La periodista Gigliola Valero alertó sobre un sofisticado intento de estafa bancaria en Colombia, donde delincuentes suplantaron los canales oficiales de Davivienda para engañarla y casi lograr que abriera una cuenta de ahorros y transfiriera fondos a cuentas de terceros. Durante su relato en el programa Mañanas Blu a las 10:30 de Blu Radio, Valero detalló cómo los estafadores utilizaron WhatsApp con perfiles verificados falsos, llamadas desde un número registrado como el «teléfono rojo» del banco y datos reales de su cuenta y tarjeta, incluyendo los últimos dígitos y simulaciones de alertas de compras en Falabella, todo ello con una presión constante para actuar con confidencialidad y rapidez.

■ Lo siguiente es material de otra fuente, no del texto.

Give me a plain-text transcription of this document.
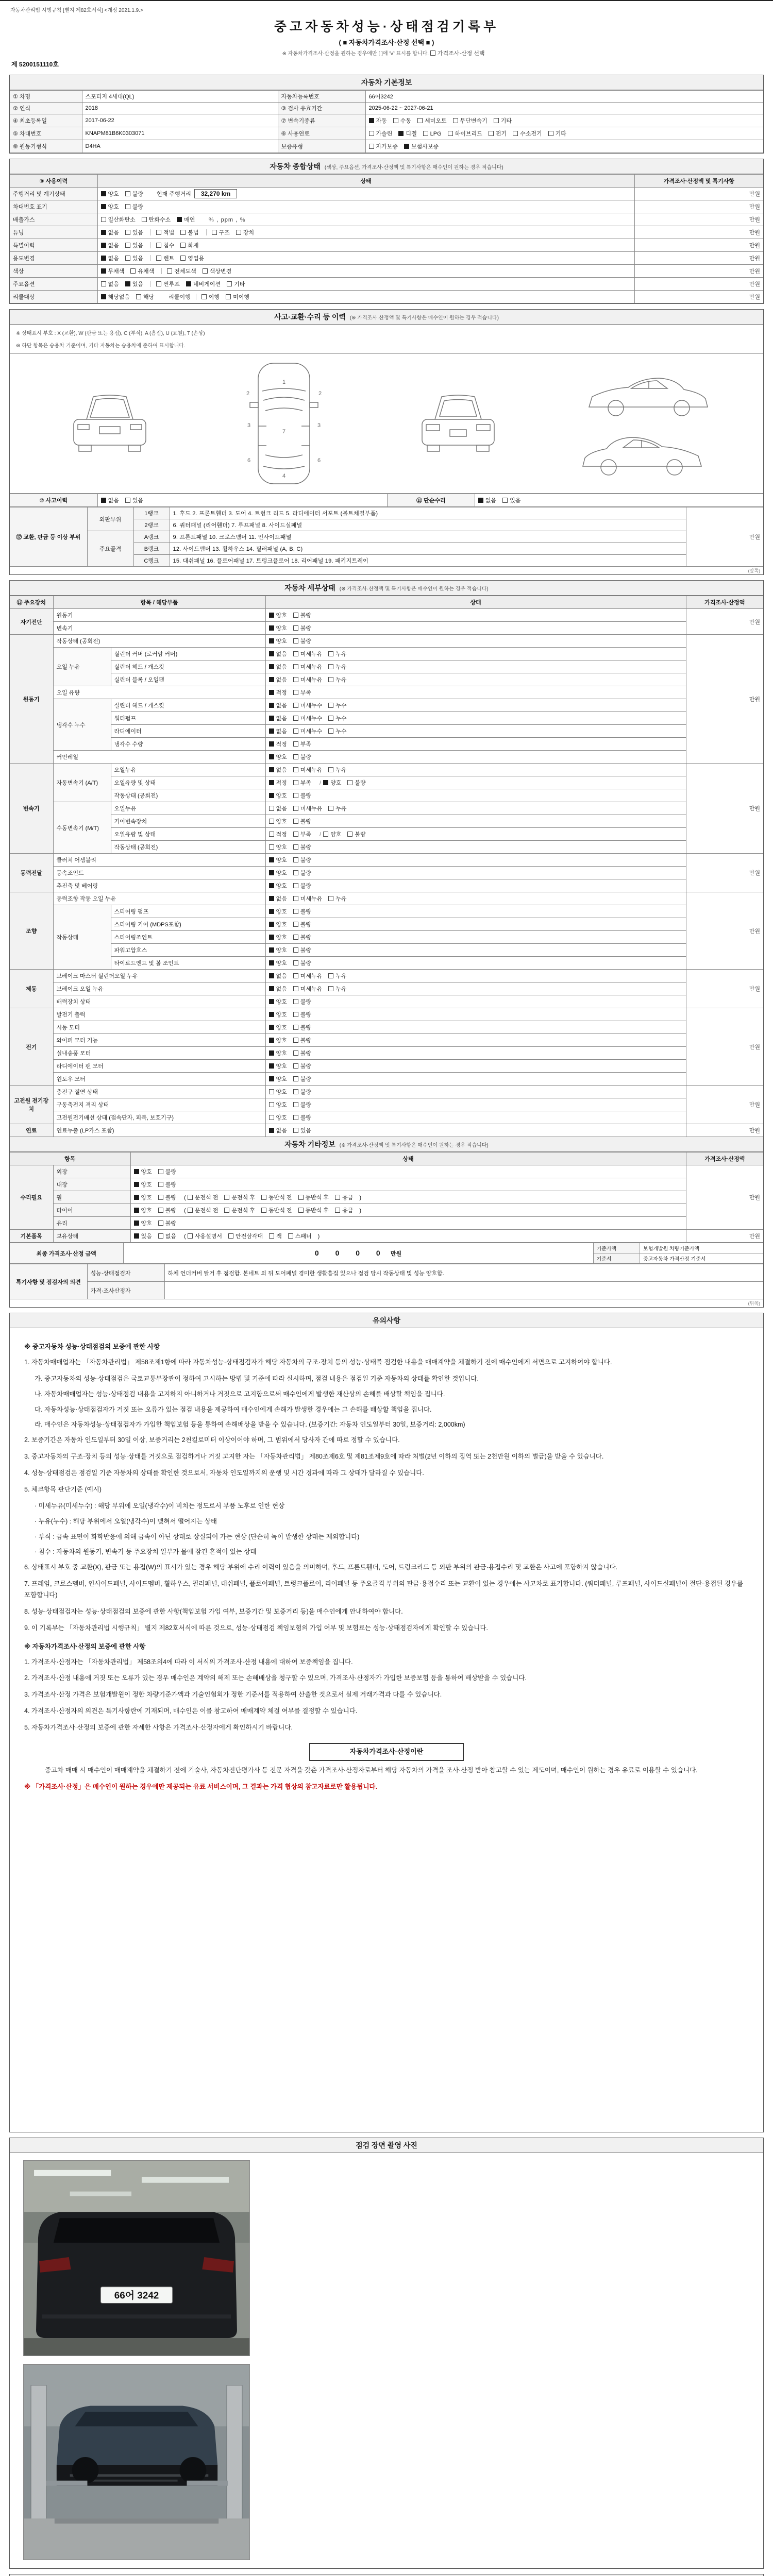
자동차관리법 시행규칙 [별지 제82호서식] <개정 2021.1.9.>
중고자동차성능·상태점검기록부
( ■ 자동차가격조사·산정 선택 ■ )
※ 자동차가격조사·산정을 원하는 경우에만 [ ]에 'V' 표시를 합니다. 가격조사·산정 선택
제 5200151110호
자동차 기본정보
① 차명	스포티지 4세대(QL)	자동차등록번호	66어3242
② 연식	2018	③ 검사 유효기간	2025-06-22 ~ 2027-06-21
④ 최초등록일	2017-06-22	⑦ 변속기종류	자동 수동 세미오토 무단변속기 기타
⑤ 차대번호	KNAPM81B6K0303071	⑥ 사용연료	가솔린 디젤 LPG 하이브리드 전기 수소전기 기타
⑧ 원동기형식	D4HA	보증유형	자가보증 보험사보증
자동차 종합상태 (색상, 주요옵션, 가격조사·산정액 및 특기사항은 매수인이 원하는 경우 적습니다)
⑨ 사용이력	상태	가격조사·산정액 및 특기사항
주행거리 및 계기상태	양호 불량 현재 주행거리 32,270 km	만원
차대번호 표기	양호 불량	만원
배출가스	일산화탄소 탄화수소 매연 ％ , ppm , ％	만원
튜닝	없음 있음 적법 불법 구조 장치	만원
특별이력	없음 있음 침수 화재	만원
용도변경	없음 있음 렌트 영업용	만원
색상	무채색 유채색 전체도색 색상변경	만원
주요옵션	없음 있음 썬루프 네비게이션 기타	만원
리콜대상	해당없음 해당 리콜이행 이행 미이행	만원
사고·교환·수리 등 이력 (※ 가격조사·산정액 및 특기사항은 매수인이 원하는 경우 적습니다)
※ 상태표시 부호 : X (교환), W (판금 또는 용접), C (부식), A (흠집), U (요철), T (손상)
※ 하단 항목은 승용차 기준이며, 기타 자동차는 승용차에 준하여 표시합니다.
1
2	2
3	3
7
6	6
4
⑩ 사고이력	없음 있음	⑪ 단순수리	없음 있음
⑫ 교환, 판금 등 이상 부위	외판부위	1랭크	1. 후드 2. 프론트휀더 3. 도어 4. 트렁크 리드 5. 라디에이터 서포트 (볼트체결부품)	만원
		2랭크	6. 쿼터패널 (리어휀더) 7. 루프패널 8. 사이드실패널	
	주요골격	A랭크	9. 프론트패널 10. 크로스멤버 11. 인사이드패널	
		B랭크	12. 사이드멤버 13. 휠하우스 14. 필러패널 (A, B, C)	
		C랭크	15. 대쉬패널 16. 플로어패널 17. 트렁크플로어 18. 리어패널 19. 패키지트레이	
(앞쪽)
자동차 세부상태 (※ 가격조사·산정액 및 특기사항은 매수인이 원하는 경우 적습니다)
⑬ 주요장치	항목 / 해당부품		상태	가격조사·산정액
자기진단	원동기		양호 불량	만원
	변속기		양호 불량	
원동기	작동상태 (공회전)		양호 불량	만원
	오일 누유	실린더 커버 (로커암 커버)	없음 미세누유 누유	
		실린더 헤드 / 개스킷	없음 미세누유 누유	
		실린더 블록 / 오일팬	없음 미세누유 누유	
	오일 유량		적정 부족	
	냉각수 누수	실린더 헤드 / 개스킷	없음 미세누수 누수	
		워터펌프	없음 미세누수 누수	
		라디에이터	없음 미세누수 누수	
		냉각수 수량	적정 부족	
	커먼레일		양호 불량	
변속기	자동변속기 (A/T)	오일누유	없음 미세누유 누유	만원
		오일유량 및 상태	적정 부족 / 양호 불량	
		작동상태 (공회전)	양호 불량	
	수동변속기 (M/T)	오일누유	없음 미세누유 누유	
		기어변속장치	양호 불량	
		오일유량 및 상태	적정 부족 / 양호 불량	
		작동상태 (공회전)	양호 불량	
동력전달	클러치 어셈블리		양호 불량	만원
	등속조인트		양호 불량	
	추진축 및 베어링		양호 불량	
조향	동력조향 작동 오일 누유		없음 미세누유 누유	만원
	작동상태	스티어링 펌프	양호 불량	
		스티어링 기어 (MDPS포함)	양호 불량	
		스티어링조인트	양호 불량	
		파워고압호스	양호 불량	
		타이로드엔드 및 볼 조인트	양호 불량	
제동	브레이크 마스터 실린더오일 누유		없음 미세누유 누유	만원
	브레이크 오일 누유		없음 미세누유 누유	
	배력장치 상태		양호 불량	
전기	발전기 출력		양호 불량	만원
	시동 모터		양호 불량	
	와이퍼 모터 기능		양호 불량	
	실내송풍 모터		양호 불량	
	라디에이터 팬 모터		양호 불량	
	윈도우 모터		양호 불량	
고전원 전기장치	충전구 절연 상태		양호 불량	만원
	구동축전지 격리 상태		양호 불량	
	고전원전기배선 상태 (접속단자, 피복, 보호기구)		양호 불량	
연료	연료누출 (LP가스 포함)		없음 있음	만원
자동차 기타정보 (※ 가격조사·산정액 및 특기사항은 매수인이 원하는 경우 적습니다)
항목		상태	가격조사·산정액
수리필요	외장	양호 불량	만원
	내장	양호 불량	
	휠	양호 불량 ( 운전석 전 운전석 후 동반석 전 동반석 후 응급 )	
	타이어	양호 불량 ( 운전석 전 운전석 후 동반석 전 동반석 후 응급 )	
	유리	양호 불량	
기본품목	보유상태	있음 없음 ( 사용설명서 안전삼각대 잭 스패너 )	만원
최종 가격조사·산정 금액	0 0 0 0 만원	
기준가액	보험개발원 차량기준가액
기준서	중고자동차 가격산정 기준서
특기사항 및 점검자의 의견	성능·상태점검자	하체 언더커버 탈거 후 점검함. 본네트 외 뒤 도어패널 경미한 생활흠집 있으나 점검 당시 작동상태 및 성능 양호함.
	가격·조사산정자	
(뒤쪽)
유의사항

※ 중고자동차 성능·상태점검의 보증에 관한 사항

1. 자동차매매업자는 「자동차관리법」 제58조제1항에 따라 자동차성능·상태점검자가 해당 자동차의 구조·장치 등의 성능·상태를 점검한 내용을 매매계약을 체결하기 전에 매수인에게 서면으로 고지하여야 합니다.

가. 중고자동차의 성능·상태점검은 국토교통부장관이 정하여 고시하는 방법 및 기준에 따라 실시하며, 점검 내용은 점검일 기준 자동차의 상태를 확인한 것입니다.

나. 자동차매매업자는 성능·상태점검 내용을 고지하지 아니하거나 거짓으로 고지함으로써 매수인에게 발생한 재산상의 손해를 배상할 책임을 집니다.

다. 자동차성능·상태점검자가 거짓 또는 오류가 있는 점검 내용을 제공하여 매수인에게 손해가 발생한 경우에는 그 손해를 배상할 책임을 집니다.

라. 매수인은 자동차성능·상태점검자가 가입한 책임보험 등을 통하여 손해배상을 받을 수 있습니다. (보증기간: 자동차 인도일부터 30일, 보증거리: 2,000km)

2. 보증기간은 자동차 인도일부터 30일 이상, 보증거리는 2천킬로미터 이상이어야 하며, 그 범위에서 당사자 간에 따로 정할 수 있습니다.

3. 중고자동차의 구조·장치 등의 성능·상태를 거짓으로 점검하거나 거짓 고지한 자는 「자동차관리법」 제80조제6호 및 제81조제9호에 따라 처벌(2년 이하의 징역 또는 2천만원 이하의 벌금)을 받을 수 있습니다.

4. 성능·상태점검은 점검일 기준 자동차의 상태를 확인한 것으로서, 자동차 인도일까지의 운행 및 시간 경과에 따라 그 상태가 달라질 수 있습니다.

5. 체크항목 판단기준 (예시)

· 미세누유(미세누수) : 해당 부위에 오일(냉각수)이 비치는 정도로서 부품 노후로 인한 현상

· 누유(누수) : 해당 부위에서 오일(냉각수)이 맺혀서 떨어지는 상태

· 부식 : 금속 표면이 화학반응에 의해 금속이 아닌 상태로 상실되어 가는 현상 (단순히 녹이 발생한 상태는 제외합니다)

· 침수 : 자동차의 원동기, 변속기 등 주요장치 일부가 물에 잠긴 흔적이 있는 상태

6. 상태표시 부호 중 교환(X), 판금 또는 용접(W)의 표시가 있는 경우 해당 부위에 수리 이력이 있음을 의미하며, 후드, 프론트휀더, 도어, 트렁크리드 등 외판 부위의 판금·용접수리 및 교환은 사고에 포함하지 않습니다.

7. 프레임, 크로스멤버, 인사이드패널, 사이드멤버, 휠하우스, 필러패널, 대쉬패널, 플로어패널, 트렁크플로어, 리어패널 등 주요골격 부위의 판금·용접수리 또는 교환이 있는 경우에는 사고차로 표기합니다. (쿼터패널, 루프패널, 사이드실패널이 절단·용접된 경우를 포함합니다)

8. 성능·상태점검자는 성능·상태점검의 보증에 관한 사항(책임보험 가입 여부, 보증기간 및 보증거리 등)을 매수인에게 안내하여야 합니다.

9. 이 기록부는 「자동차관리법 시행규칙」 별지 제82호서식에 따른 것으로, 성능·상태점검 책임보험의 가입 여부 및 보험료는 성능·상태점검자에게 확인할 수 있습니다.

※ 자동차가격조사·산정의 보증에 관한 사항

1. 가격조사·산정자는 「자동차관리법」 제58조의4에 따라 이 서식의 가격조사·산정 내용에 대하여 보증책임을 집니다.

2. 가격조사·산정 내용에 거짓 또는 오류가 있는 경우 매수인은 계약의 해제 또는 손해배상을 청구할 수 있으며, 가격조사·산정자가 가입한 보증보험 등을 통하여 배상받을 수 있습니다.

3. 가격조사·산정 가격은 보험개발원이 정한 차량기준가액과 기술인협회가 정한 기준서를 적용하여 산출한 것으로서 실제 거래가격과 다를 수 있습니다.

4. 가격조사·산정자의 의견은 특기사항란에 기재되며, 매수인은 이를 참고하여 매매계약 체결 여부를 결정할 수 있습니다.

5. 자동차가격조사·산정의 보증에 관한 자세한 사항은 가격조사·산정자에게 확인하시기 바랍니다.

자동차가격조사·산정이란

중고차 매매 시 매수인이 매매계약을 체결하기 전에 기술사, 자동차진단평가사 등 전문 자격을 갖춘 가격조사·산정자로부터 해당 자동차의 가격을 조사·산정 받아 참고할 수 있는 제도이며, 매수인이 원하는 경우 유료로 이용할 수 있습니다.

※ 「가격조사·산정」은 매수인이 원하는 경우에만 제공되는 유료 서비스이며, 그 결과는 가격 협상의 참고자료로만 활용됩니다.

점검 장면 촬영 사진
66어 3242
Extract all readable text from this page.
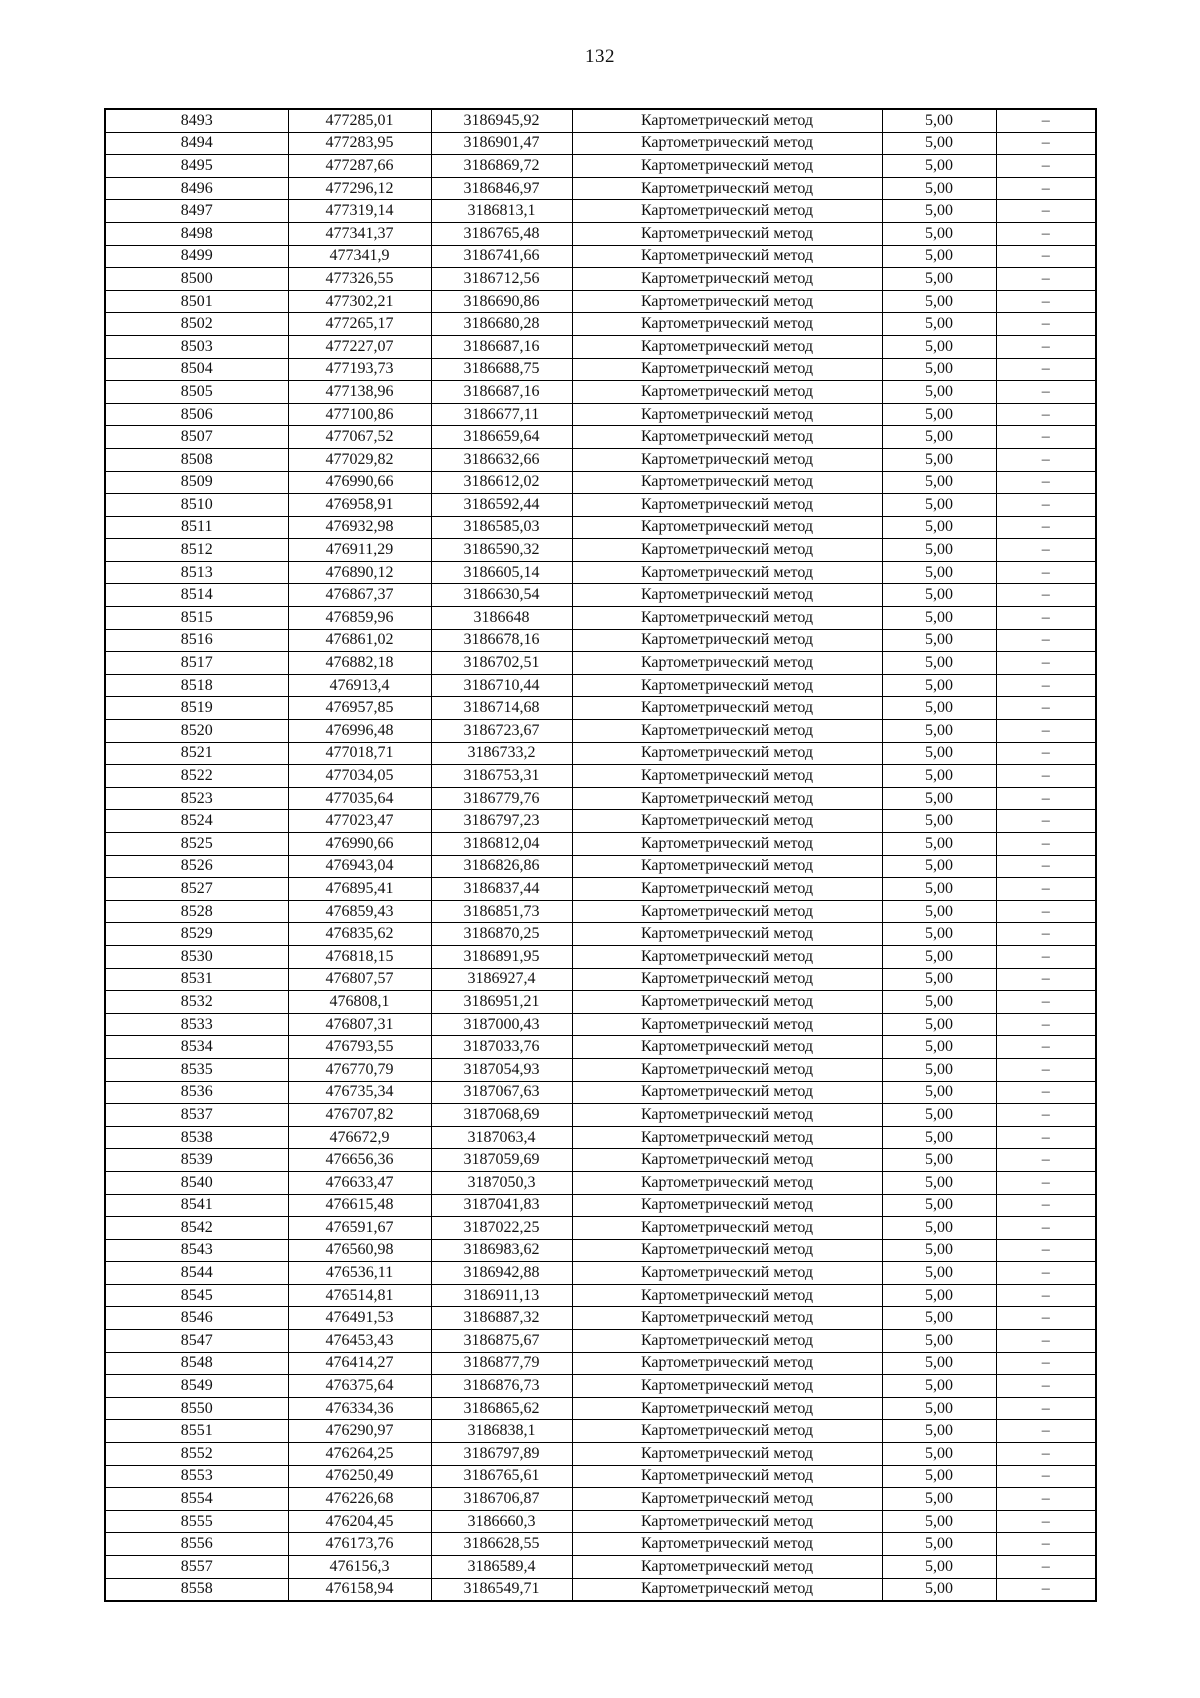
132
8493	477285,01	3186945,92	Картометрический метод	5,00	–
8494	477283,95	3186901,47	Картометрический метод	5,00	–
8495	477287,66	3186869,72	Картометрический метод	5,00	–
8496	477296,12	3186846,97	Картометрический метод	5,00	–
8497	477319,14	3186813,1	Картометрический метод	5,00	–
8498	477341,37	3186765,48	Картометрический метод	5,00	–
8499	477341,9	3186741,66	Картометрический метод	5,00	–
8500	477326,55	3186712,56	Картометрический метод	5,00	–
8501	477302,21	3186690,86	Картометрический метод	5,00	–
8502	477265,17	3186680,28	Картометрический метод	5,00	–
8503	477227,07	3186687,16	Картометрический метод	5,00	–
8504	477193,73	3186688,75	Картометрический метод	5,00	–
8505	477138,96	3186687,16	Картометрический метод	5,00	–
8506	477100,86	3186677,11	Картометрический метод	5,00	–
8507	477067,52	3186659,64	Картометрический метод	5,00	–
8508	477029,82	3186632,66	Картометрический метод	5,00	–
8509	476990,66	3186612,02	Картометрический метод	5,00	–
8510	476958,91	3186592,44	Картометрический метод	5,00	–
8511	476932,98	3186585,03	Картометрический метод	5,00	–
8512	476911,29	3186590,32	Картометрический метод	5,00	–
8513	476890,12	3186605,14	Картометрический метод	5,00	–
8514	476867,37	3186630,54	Картометрический метод	5,00	–
8515	476859,96	3186648	Картометрический метод	5,00	–
8516	476861,02	3186678,16	Картометрический метод	5,00	–
8517	476882,18	3186702,51	Картометрический метод	5,00	–
8518	476913,4	3186710,44	Картометрический метод	5,00	–
8519	476957,85	3186714,68	Картометрический метод	5,00	–
8520	476996,48	3186723,67	Картометрический метод	5,00	–
8521	477018,71	3186733,2	Картометрический метод	5,00	–
8522	477034,05	3186753,31	Картометрический метод	5,00	–
8523	477035,64	3186779,76	Картометрический метод	5,00	–
8524	477023,47	3186797,23	Картометрический метод	5,00	–
8525	476990,66	3186812,04	Картометрический метод	5,00	–
8526	476943,04	3186826,86	Картометрический метод	5,00	–
8527	476895,41	3186837,44	Картометрический метод	5,00	–
8528	476859,43	3186851,73	Картометрический метод	5,00	–
8529	476835,62	3186870,25	Картометрический метод	5,00	–
8530	476818,15	3186891,95	Картометрический метод	5,00	–
8531	476807,57	3186927,4	Картометрический метод	5,00	–
8532	476808,1	3186951,21	Картометрический метод	5,00	–
8533	476807,31	3187000,43	Картометрический метод	5,00	–
8534	476793,55	3187033,76	Картометрический метод	5,00	–
8535	476770,79	3187054,93	Картометрический метод	5,00	–
8536	476735,34	3187067,63	Картометрический метод	5,00	–
8537	476707,82	3187068,69	Картометрический метод	5,00	–
8538	476672,9	3187063,4	Картометрический метод	5,00	–
8539	476656,36	3187059,69	Картометрический метод	5,00	–
8540	476633,47	3187050,3	Картометрический метод	5,00	–
8541	476615,48	3187041,83	Картометрический метод	5,00	–
8542	476591,67	3187022,25	Картометрический метод	5,00	–
8543	476560,98	3186983,62	Картометрический метод	5,00	–
8544	476536,11	3186942,88	Картометрический метод	5,00	–
8545	476514,81	3186911,13	Картометрический метод	5,00	–
8546	476491,53	3186887,32	Картометрический метод	5,00	–
8547	476453,43	3186875,67	Картометрический метод	5,00	–
8548	476414,27	3186877,79	Картометрический метод	5,00	–
8549	476375,64	3186876,73	Картометрический метод	5,00	–
8550	476334,36	3186865,62	Картометрический метод	5,00	–
8551	476290,97	3186838,1	Картометрический метод	5,00	–
8552	476264,25	3186797,89	Картометрический метод	5,00	–
8553	476250,49	3186765,61	Картометрический метод	5,00	–
8554	476226,68	3186706,87	Картометрический метод	5,00	–
8555	476204,45	3186660,3	Картометрический метод	5,00	–
8556	476173,76	3186628,55	Картометрический метод	5,00	–
8557	476156,3	3186589,4	Картометрический метод	5,00	–
8558	476158,94	3186549,71	Картометрический метод	5,00	–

El engaño duró alrededor de tres horas e involucró tácticas de ingeniería social diseñadas para replicar fielmente los protocolos bancarios, como solicitudes para abrir una cuenta de ahorros a cero costo directamente en la aplicación. Los estafadores pedían transferir el dinero a una supuesta «cuenta de tesorería» o a la «cuenta de ahorros de Jorge Lozano», falseando todo con precisión para generar confianza. Valero evitó caer en la trampa al colgar y verificar directamente con Davivienda, que confirmó se trataba de una estafa y reiteró que nunca solicita transferencias a cuentas de terceros ni el compartir datos sensibles.
La precisión del fraude y las confesiones de la víctima
Valero describió la meticulosidad del plan, destacando cómo los perfiles en WhatsApp parecían auténticos con el chulo de verificación, lo que inicialmente la hizo dudar. «Lo tienen muy bien diseñado todo, falsean todo», relató, enfatizando la evolución de estos fraudes que operan presuntamente desde cárceles y han crecido en el país mediante la replicación de procedimientos bancarios oficiales.
«Me hicieron abrir una cuenta de ahorros a cero costo ahí mismo en la aplicación».
Gigliola Valero, periodista
«Yo miraba el WhatsApp y decía: sí es Davivienda, tiene el chulo de verificación».
Gigliola Valero, periodista
Frente al auge de estas bandas, expertos recomiendan cortar inmediatamente cualquier comunicación sospechosa, contactar solo por canales oficiales del banco y activar notificaciones para monitorear movimientos. El caso de Valero sirve de advertencia sobre los riesgos de la ingeniería social en el sistema financiero colombiano, urgiendo mayor vigilancia ciudadana para contrarrestar estas amenazas cada vez más elaboradas.